傳世文獻中有關楚國貨幣的記載甚少,涉及貨幣概念的,有春秋時與陶朱公同時代的楚王“封三錢之府”、楚莊王“以為幣輕,更以小以為大”二事,都見于《史記》。近幾十年來研究楚國貨幣或錢幣的文章,一般都會引用這二條記載,作為立論依據。物以稀為貴,這原在情理之中。

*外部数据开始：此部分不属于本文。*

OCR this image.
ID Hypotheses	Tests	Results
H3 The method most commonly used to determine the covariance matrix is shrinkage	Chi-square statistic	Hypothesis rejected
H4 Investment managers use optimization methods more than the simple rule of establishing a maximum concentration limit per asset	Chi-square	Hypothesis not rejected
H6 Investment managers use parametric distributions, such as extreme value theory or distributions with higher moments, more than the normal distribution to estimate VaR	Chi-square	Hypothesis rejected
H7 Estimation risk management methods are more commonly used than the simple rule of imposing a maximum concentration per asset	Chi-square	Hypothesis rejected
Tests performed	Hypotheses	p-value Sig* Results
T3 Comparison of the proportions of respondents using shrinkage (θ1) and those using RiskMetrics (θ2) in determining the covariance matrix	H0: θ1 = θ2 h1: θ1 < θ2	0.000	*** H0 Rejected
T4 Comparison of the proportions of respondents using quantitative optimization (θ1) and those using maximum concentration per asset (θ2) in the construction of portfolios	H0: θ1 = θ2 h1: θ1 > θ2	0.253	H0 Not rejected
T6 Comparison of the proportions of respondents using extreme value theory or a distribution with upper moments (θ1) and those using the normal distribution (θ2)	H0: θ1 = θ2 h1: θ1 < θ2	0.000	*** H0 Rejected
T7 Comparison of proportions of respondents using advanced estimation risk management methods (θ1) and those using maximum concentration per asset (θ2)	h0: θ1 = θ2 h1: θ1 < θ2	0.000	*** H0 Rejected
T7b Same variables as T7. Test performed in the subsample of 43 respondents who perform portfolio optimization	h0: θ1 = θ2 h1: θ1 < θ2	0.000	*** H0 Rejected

“楚王封三錢之府”,是司馬遷在《越王勾踐世家》里講的一個故事。越王勾踐的謀臣范蠡功成身退,從事貿易而成巨富,改名陶朱公。陶朱公的次子在楚國殺人被捕,會被判處死刑,他的長子持重金去楚國營救。他按照父親的指示找到楚王敬重的莊生,送上千金,莊生在面見楚王時,故意說星象不利于楚國,要實行“德政”才能免除災難。于是“王乃使使者封三錢之府”。楚國的貴人見了,就告訴陶朱公的長子:大王每次大赦,都會封三錢之府。昨晚又封三錢之府,一定是馬上就要大赦了。陶朱公長子得此消息,以為是自家的運氣好,舍不得送出去的重金,就找莊生討了回來。莊生很生氣,到楚王面前說壞話,楚王于是先殺掉陶朱公的兒子,然后才大赦天下。
司馬遷這段文章,說是歷史,其實更像小說。它講的是一個陰謀事件,其中各方,陶朱公與他的家人、陶朱公長子與莊生、莊生與楚王之間,行為言語都是秘密的,不可能為他人所知,所以描繪的細節越多,可信度越低。這個問題可以先不去管,權當它是司馬遷記錄下的一個歷史傳說,我們要辨析的是“三錢之府”的含義:楚國的“三錢”是什么?“三錢之府”是做什么的?它與赦免罪犯有什么關聯,為何楚國人看見“封三錢之府”,就知道即將大赦?
對這些問題,迄今為止幾乎所有人都使用一組答案,即南朝宋裴骃的注釋。
對什么是“三錢”,裴骃在《史記集解》中引用了東漢人賈逵和三國時人韋昭的說法:“賈逵曰:‘虞夏商周金幣三等,或赤,或白,或黃。黃為上幣,銅鐵為下幣。’韋昭曰:‘錢者,金幣之名,所以貿買物,通財用也。’”裴骃曰:“楚之三錢,賈、韋之說近之。”他認為楚國的“三錢”就是赤、白、黃三種金屬貨幣。這一說法到現代學者這里,就被理解成金、銀和銅,并屢屢舉為楚國使用過這三種金屬貨幣的證據。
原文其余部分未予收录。